ABSTRACT

The medieval view of the world and mankind When an educated observer around 1300 went outside on a cloudless night and peered into the sky, he may have marvelled at the vast expanse of the star-spangled firmament, and, awestruck, praised the Lord as the creator of the universe. But he would not have been confused. What he saw was not bewildering chaos, but order that made sense. First of all, he would have thought of himself as being in the middle of things. The earth on which he lived was the immovable centre of the universe; around it there moved in concentric order ten transparent convex spaces or spheres, beginning with those of the seven known planets, in which the Sun and the Moon were included. Beyond the sphere of the last planet, Saturn, began that of the fixed stars (stellatum). Then came the vaguer circles of ‘the crystalline’, presented as a thin fluid mass encircling the entire firmament, and that of the primum mobile, the first of the spheres to show movement and to pass that movement on to the lower spheres. Beyond

the primum mobile extended the immovable empyreum, where heaven was located. While earth then formed the centre of the universe, it was nevertheless fully understood that it was insignificant on the cosmic scale. One estimate showed that a complete revolution of the stellar sphere round the earth took 36,000 years.

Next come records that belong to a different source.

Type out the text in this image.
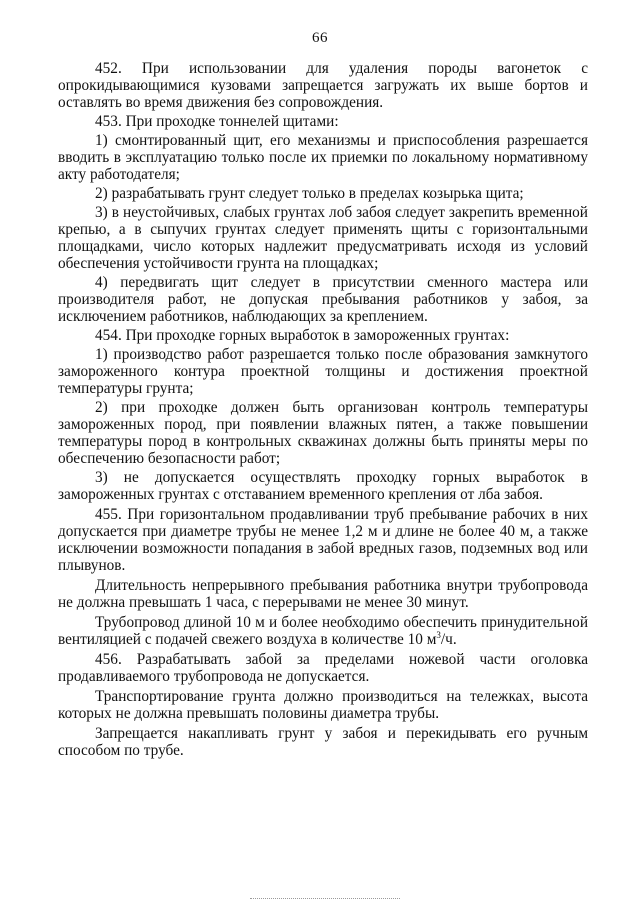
66

452. При использовании для удаления породы вагонеток с опрокидывающимися кузовами запрещается загружать их выше бортов и оставлять во время движения без сопровождения.

453. При проходке тоннелей щитами:

1) смонтированный щит, его механизмы и приспособления разрешается вводить в эксплуатацию только после их приемки по локальному нормативному акту работодателя;

2) разрабатывать грунт следует только в пределах козырька щита;

3) в неустойчивых, слабых грунтах лоб забоя следует закрепить временной крепью, а в сыпучих грунтах следует применять щиты с горизонтальными площадками, число которых надлежит предусматривать исходя из условий обеспечения устойчивости грунта на площадках;

4) передвигать щит следует в присутствии сменного мастера или производителя работ, не допуская пребывания работников у забоя, за исключением работников, наблюдающих за креплением.

454. При проходке горных выработок в замороженных грунтах:

1) производство работ разрешается только после образования замкнутого замороженного контура проектной толщины и достижения проектной температуры грунта;

2) при проходке должен быть организован контроль температуры замороженных пород, при появлении влажных пятен, а также повышении температуры пород в контрольных скважинах должны быть приняты меры по обеспечению безопасности работ;

3) не допускается осуществлять проходку горных выработок в замороженных грунтах с отставанием временного крепления от лба забоя.

455. При горизонтальном продавливании труб пребывание рабочих в них допускается при диаметре трубы не менее 1,2 м и длине не более 40 м, а также исключении возможности попадания в забой вредных газов, подземных вод или плывунов.

Длительность непрерывного пребывания работника внутри трубопровода не должна превышать 1 часа, с перерывами не менее 30 минут.

Трубопровод длиной 10 м и более необходимо обеспечить принудительной вентиляцией с подачей свежего воздуха в количестве 10 $м^3/ч$.

456. Разрабатывать забой за пределами ножевой части оголовка продавливаемого трубопровода не допускается.

Транспортирование грунта должно производиться на тележках, высота которых не должна превышать половины диаметра трубы.

Запрещается накапливать грунт у забоя и перекидывать его ручным способом по трубе.
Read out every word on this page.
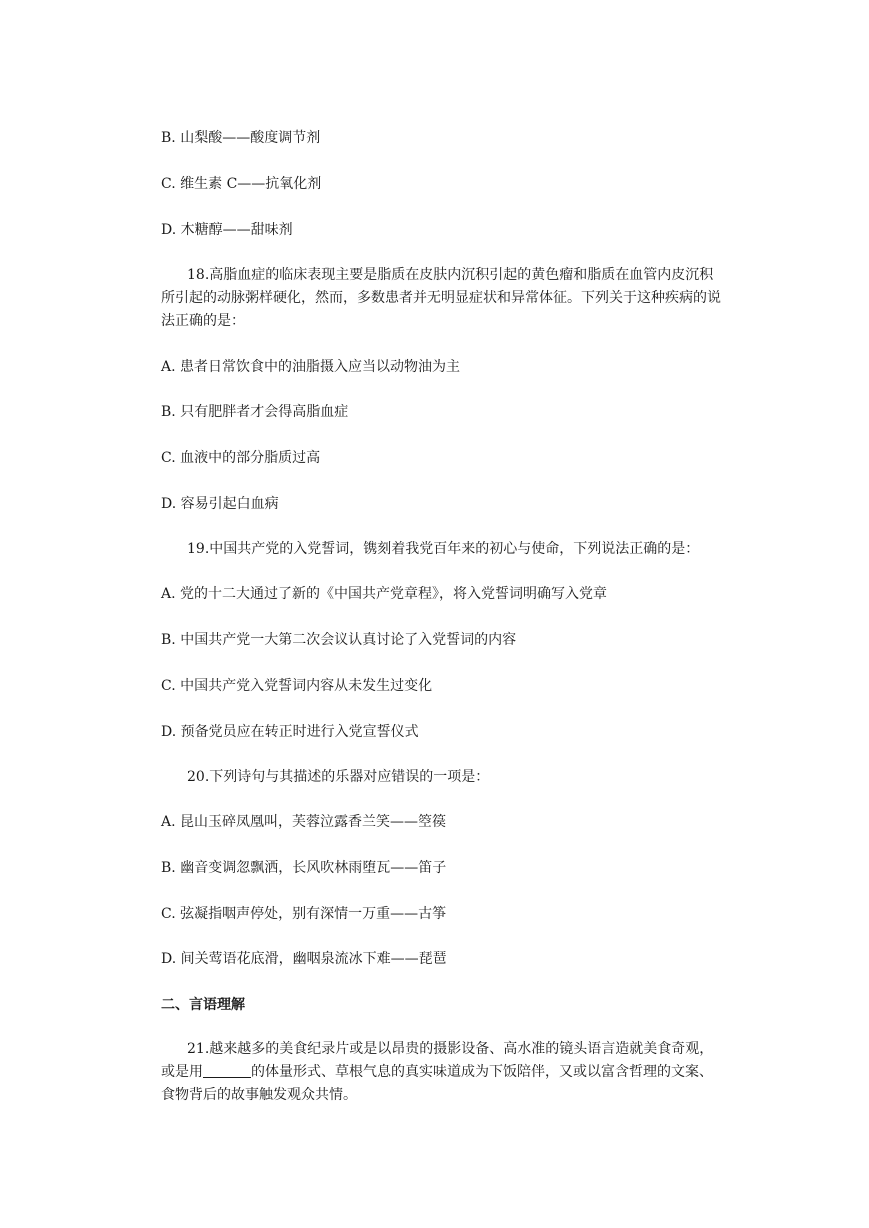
B. 山梨酸——酸度调节剂
C. 维生素 C——抗氧化剂
D. 木糖醇——甜味剂
18.高脂血症的临床表现主要是脂质在皮肤内沉积引起的黄色瘤和脂质在血管内皮沉积
所引起的动脉粥样硬化，然而，多数患者并无明显症状和异常体征。下列关于这种疾病的说
法正确的是：
A. 患者日常饮食中的油脂摄入应当以动物油为主
B. 只有肥胖者才会得高脂血症
C. 血液中的部分脂质过高
D. 容易引起白血病
19.中国共产党的入党誓词，镌刻着我党百年来的初心与使命，下列说法正确的是：
A. 党的十二大通过了新的《中国共产党章程》，将入党誓词明确写入党章
B. 中国共产党一大第二次会议认真讨论了入党誓词的内容
C. 中国共产党入党誓词内容从未发生过变化
D. 预备党员应在转正时进行入党宣誓仪式
20.下列诗句与其描述的乐器对应错误的一项是：
A. 昆山玉碎凤凰叫，芙蓉泣露香兰笑——箜篌
B. 幽音变调忽飘洒，长风吹林雨堕瓦——笛子
C. 弦凝指咽声停处，别有深情一万重——古筝
D. 间关莺语花底滑，幽咽泉流冰下难——琵琶
二、言语理解
21.越来越多的美食纪录片或是以昂贵的摄影设备、高水准的镜头语言造就美食奇观，
或是用	的体量形式、草根气息的真实味道成为下饭陪伴，又或以富含哲理的文案、
食物背后的故事触发观众共情。
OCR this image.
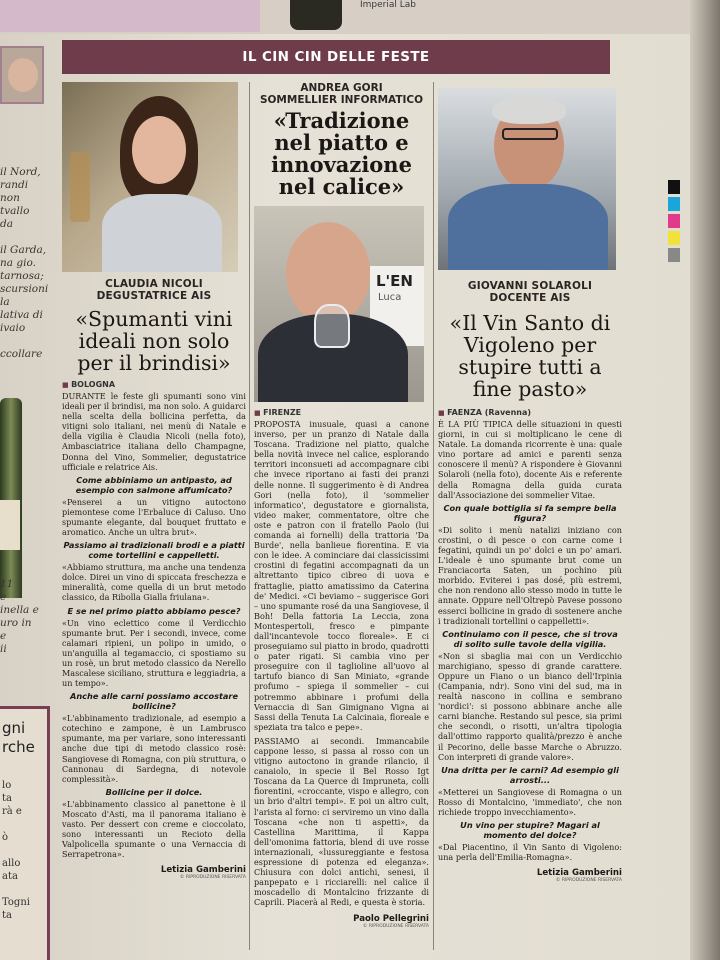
Imperial Lab
IL CIN CIN DELLE FESTE
il Nord,
randi
non
tvallo
da

il Garda,
na gio.
tarnosa;
scursioni
la
lativa di
ivaio

ccollare
11
e
inella e
uro in
e
ii
gni
rche
lo
ta
rà e

ò

allo
ata

Togni
ta
CLAUDIA NICOLI
DEGUSTATRICE AIS
«Spumanti vini ideali non solo per il brindisi»
■ BOLOGNA
DURANTE le feste gli spumanti sono vini ideali per il brindisi, ma non solo. A guidarci nella scelta della bollicina perfetta, da vitigni solo italiani, nei menù di Natale e della vigilia è Claudia Nicoli (nella foto), Ambasciatrice italiana dello Champagne, Donna del Vino, Sommelier, degustatrice ufficiale e relatrice Ais.
Come abbiniamo un antipasto, ad esempio con salmone affumicato?
«Penserei a un vitigno autoctono piemontese come l'Erbaluce di Caluso. Uno spumante elegante, dal bouquet fruttato e aromatico. Anche un ultra brut».
Passiamo ai tradizionali brodi e a piatti come tortellini e cappelletti.
«Abbiamo struttura, ma anche una tendenza dolce. Direi un vino di spiccata freschezza e mineralità, come quella di un brut metodo classico, da Ribolla Gialla friulana».
E se nel primo piatto abbiamo pesce?
«Un vino eclettico come il Verdicchio spumante brut. Per i secondi, invece, come calamari ripieni, un polipo in umido, o un'anguilla al tegamaccio, ci spostiamo su un rosè, un brut metodo classico da Nerello Mascalese siciliano, struttura e leggiadria, a un tempo».
Anche alle carni possiamo accostare bollicine?
«L'abbinamento tradizionale, ad esempio a cotechino e zampone, è un Lambrusco spumante, ma per variare, sono interessanti anche due tipi di metodo classico rosè: Sangiovese di Romagna, con più struttura, o Cannonau di Sardegna, di notevole complessità».
Bollicine per il dolce.
«L'abbinamento classico al panettone è il Moscato d'Asti, ma il panorama italiano è vasto. Per dessert con creme e cioccolato, sono interessanti un Recioto della Valpolicella spumante o una Vernaccia di Serrapetrona».
Letizia Gamberini
© RIPRODUZIONE RISERVATA
ANDREA GORI
SOMMELLIER INFORMATICO
«Tradizione nel piatto e innovazione nel calice»
L'EN
Luca
■ FIRENZE
PROPOSTA inusuale, quasi a canone inverso, per un pranzo di Natale dalla Toscana. Tradizione nel piatto, qualche bella novità invece nel calice, esplorando territori inconsueti ad accompagnare cibi che invece riportano ai fasti dei pranzi delle nonne. Il suggerimento è di Andrea Gori (nella foto), il 'sommelier informatico', degustatore e giornalista, video maker, commentatore, oltre che oste e patron con il fratello Paolo (lui comanda ai fornelli) della trattoria 'Da Burde', nella banlieue fiorentina. E via con le idee. A cominciare dai classicissimi crostini di fegatini accompagnati da un altrettanto tipico cibreo di uova e frattaglie, piatto amatissimo da Caterina de' Medici. «Ci beviamo – suggerisce Gori – uno spumante rosé da una Sangiovese, il Boh! Della fattoria La Leccia, zona Montespertoli, fresco e pimpante dall'incantevole tocco floreale». E ci proseguiamo sul piatto in brodo, quadrotti o pater rigati. Si cambia vino per proseguire con il taglioline all'uovo al tartufo bianco di San Miniato, «grande profumo – spiega il sommelier – cui potremmo abbinare i profumi della Vernaccia di San Gimignano Vigna ai Sassi della Tenuta La Calcinaia, floreale e speziata tra talco e pepe».
PASSIAMO ai secondi. Immancabile cappone lesso, si passa al rosso con un vitigno autoctono in grande rilancio, il canaiolo, in specie il Bel Rosso Igt Toscana da La Querce di Impruneta, colli fiorentini, «croccante, vispo e allegro, con un brio d'altri tempi». E poi un altro cult, l'arista al forno: ci serviremo un vino dalla Toscana «che non ti aspetti», da Castellina Marittima, il Kappa dell'omonima fattoria, blend di uve rosse internazionali, «lussureggiante e festosa espressione di potenza ed eleganza». Chiusura con dolci antichi, senesi, il panpepato e i ricciarelli: nel calice il moscadello di Montalcino frizzante di Caprili. Piacerà al Redi, e questa è storia.
Paolo Pellegrini
© RIPRODUZIONE RISERVATA
GIOVANNI SOLAROLI
DOCENTE AIS
«Il Vin Santo di Vigoleno per stupire tutti a fine pasto»
■ FAENZA (Ravenna)
È LA PIÙ TIPICA delle situazioni in questi giorni, in cui si moltiplicano le cene di Natale. La domanda ricorrente è una: quale vino portare ad amici e parenti senza conoscere il menù? A rispondere è Giovanni Solaroli (nella foto), docente Ais e referente della Romagna della guida curata dall'Associazione dei sommelier Vitae.
Con quale bottiglia si fa sempre bella figura?
«Di solito i menù natalizi iniziano con crostini, o di pesce o con carne come i fegatini, quindi un po' dolci e un po' amari. L'ideale è uno spumante brut come un Franciacorta Saten, un pochino più morbido. Eviterei i pas dosé, più estremi, che non rendono allo stesso modo in tutte le annate. Oppure nell'Oltrepò Pavese possono esserci bollicine in grado di sostenere anche i tradizionali tortellini o cappelletti».
Continuiamo con il pesce, che si trova di solito sulle tavole della vigilia.
«Non si sbaglia mai con un Verdicchio marchigiano, spesso di grande carattere. Oppure un Fiano o un bianco dell'Irpinia (Campania, ndr). Sono vini del sud, ma in realtà nascono in collina e sembrano 'nordici': si possono abbinare anche alle carni bianche. Restando sul pesce, sia primi che secondi, o risotti, un'altra tipologia dall'ottimo rapporto qualità/prezzo è anche il Pecorino, delle basse Marche o Abruzzo. Con interpreti di grande valore».
Una dritta per le carni? Ad esempio gli arrosti...
«Metterei un Sangiovese di Romagna o un Rosso di Montalcino, 'immediato', che non richiede troppo invecchiamento».
Un vino per stupire? Magari al momento del dolce?
«Dal Piacentino, il Vin Santo di Vigoleno: una perla dell'Emilia-Romagna».
Letizia Gamberini
© RIPRODUZIONE RISERVATA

An English chap-book (popular book) from the fourteenth century calculated that a journey from the earth to the stellatum would take 8,000 years, at an average travelling speed of 40 miles per day. This is nothing compared with the actual 40 trillion kilometres (a 40 with 12 zeros) which separates our sun from the nearest sun in our galaxy, Proxima Centauri, but was still a vast distance to imagine for our medieval observer.